TopFormer中Attention的理解

• Attention的基本流程是，查询q与键值k相乘获得权重a，a与值v相乘获得注意力值。这篇博客讲的很清晰。
• TopFormer使用多头注意力机制
  • 查询qq的每个头中特征图的每个元素有key_dim个特征
  • 键值kk和qq维度相同，为了相乘进行了转置
  • 值vv和LeViT一致，扩大了每个元素的维度，特征更多

class Attention(torch.nn.Module):
    def __init__(self, dim, key_dim, num_heads,
                 attn_ratio=4,
                 activation=None,
                 norm_cfg=dict(type='BN', requires_grad=True),):
        super().__init__() 
        self.num_heads = num_heads
        self.scale = key_dim ** -0.5
        self.key_dim = key_dim
        self.nh_kd = nh_kd = key_dim * num_heads # num_head key_dim
        self.d = int(attn_ratio * key_dim)
        self.dh = int(attn_ratio * key_dim) * num_heads
        self.attn_ratio = attn_ratio

        self.to_q = Conv2d_BN(dim, nh_kd, 1, norm_cfg=norm_cfg)
        self.to_k = Conv2d_BN(dim, nh_kd, 1, norm_cfg=norm_cfg)
        self.to_v = Conv2d_BN(dim, self.dh, 1, norm_cfg=norm_cfg)

        self.proj = torch.nn.Sequential(activation(), Conv2d_BN(
            self.dh, dim, bn_weight_init=0, norm_cfg=norm_cfg))

    def forward(self, x):  # x (B,N,C)
        B, C, H, W = get_shape(x)
        
        # B*num_heads*hw*key_dim，每个像素有key_dim个特征
        qq = self.to_q(x).reshape(B, self.num_heads, self.key_dim, H * W).permute(0, 1, 3, 2)
        # B*num_heads*key_dim*hw
        kk = self.to_k(x).reshape(B, self.num_heads, self.key_dim, H * W)
        # B*num_heads*hw*d
        vv = self.to_v(x).reshape(B, self.num_heads, self.d, H * W).permute(0, 1, 3, 2)
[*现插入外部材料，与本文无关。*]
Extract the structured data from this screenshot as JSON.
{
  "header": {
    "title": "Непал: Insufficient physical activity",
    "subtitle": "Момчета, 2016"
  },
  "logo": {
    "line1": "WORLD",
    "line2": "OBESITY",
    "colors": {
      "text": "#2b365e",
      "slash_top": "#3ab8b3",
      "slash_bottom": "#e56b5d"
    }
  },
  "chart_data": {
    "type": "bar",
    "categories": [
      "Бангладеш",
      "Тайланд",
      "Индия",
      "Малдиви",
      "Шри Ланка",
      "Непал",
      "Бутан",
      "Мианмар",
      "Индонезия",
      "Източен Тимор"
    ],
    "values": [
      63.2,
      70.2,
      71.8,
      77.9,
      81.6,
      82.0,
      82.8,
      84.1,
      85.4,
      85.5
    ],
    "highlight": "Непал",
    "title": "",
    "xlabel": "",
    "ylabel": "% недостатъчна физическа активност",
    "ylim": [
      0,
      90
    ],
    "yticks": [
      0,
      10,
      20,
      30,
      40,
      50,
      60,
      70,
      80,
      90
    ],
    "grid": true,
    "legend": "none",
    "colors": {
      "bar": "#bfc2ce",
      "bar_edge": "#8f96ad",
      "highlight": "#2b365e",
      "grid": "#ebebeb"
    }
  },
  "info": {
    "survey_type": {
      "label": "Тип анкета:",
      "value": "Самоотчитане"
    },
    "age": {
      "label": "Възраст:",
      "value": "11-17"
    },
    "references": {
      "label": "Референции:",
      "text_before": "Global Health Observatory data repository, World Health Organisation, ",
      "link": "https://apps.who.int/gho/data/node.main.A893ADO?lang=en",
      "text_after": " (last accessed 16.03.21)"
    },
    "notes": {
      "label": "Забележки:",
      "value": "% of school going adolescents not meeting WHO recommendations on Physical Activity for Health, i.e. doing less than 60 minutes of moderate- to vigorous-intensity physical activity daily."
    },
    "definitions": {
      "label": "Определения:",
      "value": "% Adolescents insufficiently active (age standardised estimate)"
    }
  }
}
        # B*num_heads*hw*hw
        attn = torch.matmul(qq, kk)
        # hw的每个元素与所有元素的权重，类似协方差矩阵
        attn = attn.softmax(dim=-1) # dim = k

        # B*num_heads*hw*d
        xx = torch.matmul(attn, vv)

        xx = xx.permute(0, 1, 3, 2).reshape(B, self.dh, H, W)
        xx = self.proj(xx)
        return xx